Prolonged mechanical ventilation-induced neuroinflammation affects postoperative memory dysfunction in surgical mice.

INTRODUCTION

Patients undergoing surgery frequently develop neuropsychological disturbances, including cognitive decline or memory impairment, and routine clinical procedures such as mechanical ventilation (MV) may affect acute-phase brain outcome. We aimed to investigate the effect of the prolonged MV on postoperative memory dysfunction in surgical mice.

METHODS

Male C57BL/6 mice were randomly divided into the following three groups: (1) The control group (group C) comprised anesthetized, unventilated animals; (2) the surgery group (subgroups S1h, S3h and S6h) was unventilated animals that underwent surgery under general anesthesia; and (3) the MV group (subgroups MV1h, MV3h and MV6h) was made up of animals under MV for 1 hour, 3 hours or 6 hours after surgery.
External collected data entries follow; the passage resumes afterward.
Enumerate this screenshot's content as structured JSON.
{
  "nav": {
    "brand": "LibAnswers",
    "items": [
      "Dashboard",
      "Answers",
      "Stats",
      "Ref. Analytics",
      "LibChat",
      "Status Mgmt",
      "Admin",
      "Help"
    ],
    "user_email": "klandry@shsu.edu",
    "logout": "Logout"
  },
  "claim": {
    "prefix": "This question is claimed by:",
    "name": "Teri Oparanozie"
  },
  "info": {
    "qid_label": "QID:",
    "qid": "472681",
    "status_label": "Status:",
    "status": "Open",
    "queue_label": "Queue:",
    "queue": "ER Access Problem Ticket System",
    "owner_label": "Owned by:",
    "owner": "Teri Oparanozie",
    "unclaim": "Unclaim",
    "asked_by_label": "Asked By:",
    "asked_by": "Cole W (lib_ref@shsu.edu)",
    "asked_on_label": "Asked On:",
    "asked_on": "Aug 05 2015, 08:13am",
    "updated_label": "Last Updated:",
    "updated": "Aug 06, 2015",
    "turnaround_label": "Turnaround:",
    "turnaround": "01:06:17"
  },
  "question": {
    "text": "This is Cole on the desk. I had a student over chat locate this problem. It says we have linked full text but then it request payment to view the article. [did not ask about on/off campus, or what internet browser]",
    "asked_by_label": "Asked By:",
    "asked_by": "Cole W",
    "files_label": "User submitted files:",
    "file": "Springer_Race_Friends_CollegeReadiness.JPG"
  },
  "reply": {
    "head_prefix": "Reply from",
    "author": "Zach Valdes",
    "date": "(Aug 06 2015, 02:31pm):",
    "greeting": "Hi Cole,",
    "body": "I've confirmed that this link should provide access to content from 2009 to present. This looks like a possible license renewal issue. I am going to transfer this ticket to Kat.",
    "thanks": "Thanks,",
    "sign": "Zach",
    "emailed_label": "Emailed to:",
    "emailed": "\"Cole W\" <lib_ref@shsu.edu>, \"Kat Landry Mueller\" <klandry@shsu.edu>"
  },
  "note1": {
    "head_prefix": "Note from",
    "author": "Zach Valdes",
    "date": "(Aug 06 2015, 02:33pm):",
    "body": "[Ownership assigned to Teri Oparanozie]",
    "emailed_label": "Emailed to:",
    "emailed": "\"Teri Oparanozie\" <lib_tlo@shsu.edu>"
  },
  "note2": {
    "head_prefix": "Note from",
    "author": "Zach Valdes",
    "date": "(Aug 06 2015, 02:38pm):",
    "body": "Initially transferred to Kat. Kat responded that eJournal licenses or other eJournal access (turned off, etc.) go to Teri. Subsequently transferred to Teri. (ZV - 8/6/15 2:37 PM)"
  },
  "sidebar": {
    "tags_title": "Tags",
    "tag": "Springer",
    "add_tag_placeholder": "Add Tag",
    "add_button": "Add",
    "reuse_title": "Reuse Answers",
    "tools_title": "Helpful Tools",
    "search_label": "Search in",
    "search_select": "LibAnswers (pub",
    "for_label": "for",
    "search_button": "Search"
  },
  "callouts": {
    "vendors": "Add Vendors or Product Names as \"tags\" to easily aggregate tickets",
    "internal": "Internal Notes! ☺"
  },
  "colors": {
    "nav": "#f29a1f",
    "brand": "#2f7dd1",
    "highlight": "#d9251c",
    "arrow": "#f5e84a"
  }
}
Separate cohorts of animals were tested for memory function with fear conditioning tests or were killed at 6 hours, 1 day or 3 days postsurgery or post-MV to examine levels systemic and hippocampal interleukin (IL)-1β, IL-6 and tumor necrosis factor α (TNFα), and assessed synaptic structure and microglial activation. Nuclear factor κB (NF-κB) p65, cytochrome c, cleaved caspase-3 and cleaved poly(ADP-ribose) polymerase (PARP) activation were analyzed by Western blotting.

RESULTS

The MV6h group showed increased CD11b-immunopositive cells, synapse degeneration, cytochrome c release, cleaved caspase-3 and cleaved PARP-1 activation after surgery, as well as a decrease in freezing time after surgery. At 6 hours and 1 day post-MV, MV6h increased NF-κB activation and levels of systemic and hippocampal IL-1β, IL-6 and TNFα after surgery.

CONCLUSIONS

Prolonged MV after surgery further aggravates cognitive decline that may stem from upregulation of hippocampal IL-1β, IL-6 and TNFα, partially via activation of gliocytes in the surgical mouse hippocampus.